The alliance is realizing a need for rapid decision-making capacities and capabilities, the ability to come to consensus quickly on crisis issues or near-crisis issues. That's a place where Canada has played and needs to continue to play a role at the government level by saying that we need to get past discussions about why a European issue is a European issue versus a NATO issue, because there is a lot of tension between the EU and NATO. Canada has a place and a role to play in that, and it does.
On the management side, Canada does a lot of work in the corners in terms of the cyber-readiness of the alliance and the fiscal management of the alliance. It carries a lot of water in that particular space, and we need to continue to do that.
On the capability front, we are seeing that the nature of warfare is changing. We see an increasing issue of action inside the democratic institutions of Germany, the function of elections and interference by Russia, etc., and also the change in warfare where it is no longer about heavy weapons and the like; it's really going to be about smaller capabilities, slighter forces, less targetable from beyond-line-of-sight weapons and all that sort of stuff.

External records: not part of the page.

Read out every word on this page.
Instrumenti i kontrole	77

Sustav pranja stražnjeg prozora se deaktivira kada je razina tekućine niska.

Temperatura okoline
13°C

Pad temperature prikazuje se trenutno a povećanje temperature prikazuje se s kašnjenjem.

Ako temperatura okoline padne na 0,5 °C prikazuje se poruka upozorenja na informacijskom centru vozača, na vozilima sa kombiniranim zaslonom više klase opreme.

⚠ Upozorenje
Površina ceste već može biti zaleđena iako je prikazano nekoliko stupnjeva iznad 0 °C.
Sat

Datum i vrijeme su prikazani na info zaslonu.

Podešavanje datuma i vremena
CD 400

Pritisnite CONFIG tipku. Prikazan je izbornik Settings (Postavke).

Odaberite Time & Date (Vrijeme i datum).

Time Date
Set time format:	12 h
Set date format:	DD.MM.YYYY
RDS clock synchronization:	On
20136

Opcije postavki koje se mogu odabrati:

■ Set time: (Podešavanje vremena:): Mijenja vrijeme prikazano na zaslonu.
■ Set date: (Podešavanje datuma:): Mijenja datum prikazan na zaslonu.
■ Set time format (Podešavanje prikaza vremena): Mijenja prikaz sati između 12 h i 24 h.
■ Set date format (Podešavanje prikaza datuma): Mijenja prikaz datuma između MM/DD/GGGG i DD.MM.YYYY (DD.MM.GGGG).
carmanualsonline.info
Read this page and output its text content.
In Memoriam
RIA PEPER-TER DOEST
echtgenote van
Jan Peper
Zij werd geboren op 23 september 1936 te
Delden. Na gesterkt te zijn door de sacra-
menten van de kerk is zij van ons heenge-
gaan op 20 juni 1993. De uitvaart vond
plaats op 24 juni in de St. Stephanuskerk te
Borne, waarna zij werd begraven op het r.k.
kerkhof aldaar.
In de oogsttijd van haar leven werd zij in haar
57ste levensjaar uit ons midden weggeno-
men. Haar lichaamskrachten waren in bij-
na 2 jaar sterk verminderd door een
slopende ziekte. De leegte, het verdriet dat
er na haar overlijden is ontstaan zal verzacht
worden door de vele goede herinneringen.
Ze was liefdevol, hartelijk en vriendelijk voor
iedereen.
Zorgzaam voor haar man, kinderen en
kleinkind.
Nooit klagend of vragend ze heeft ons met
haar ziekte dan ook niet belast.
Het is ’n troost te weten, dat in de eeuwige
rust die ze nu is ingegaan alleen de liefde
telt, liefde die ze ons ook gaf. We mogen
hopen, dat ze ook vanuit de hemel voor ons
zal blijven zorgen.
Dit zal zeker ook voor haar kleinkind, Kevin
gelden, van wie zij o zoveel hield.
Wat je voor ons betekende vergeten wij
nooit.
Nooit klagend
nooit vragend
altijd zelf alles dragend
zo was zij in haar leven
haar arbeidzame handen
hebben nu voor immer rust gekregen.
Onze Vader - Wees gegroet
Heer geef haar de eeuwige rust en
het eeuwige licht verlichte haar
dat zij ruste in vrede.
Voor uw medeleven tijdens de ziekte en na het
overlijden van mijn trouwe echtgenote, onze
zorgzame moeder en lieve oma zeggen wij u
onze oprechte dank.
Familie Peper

There is a lot of thinking that we need to collectively make sure that we remain interoperable so that the ones and zeros between all the countries are able to continue to be exchanged, be meaningful, and be able to be moved quickly.
Europe is big, but it's not that big. You should be able to place and move, place and move, and have the posture and the logistics necessary to sustain missions at pace for a long period of time. Canada has contributed and continues to—and needs to continue to—contribute to that dialogue about the force capabilities the alliance needs.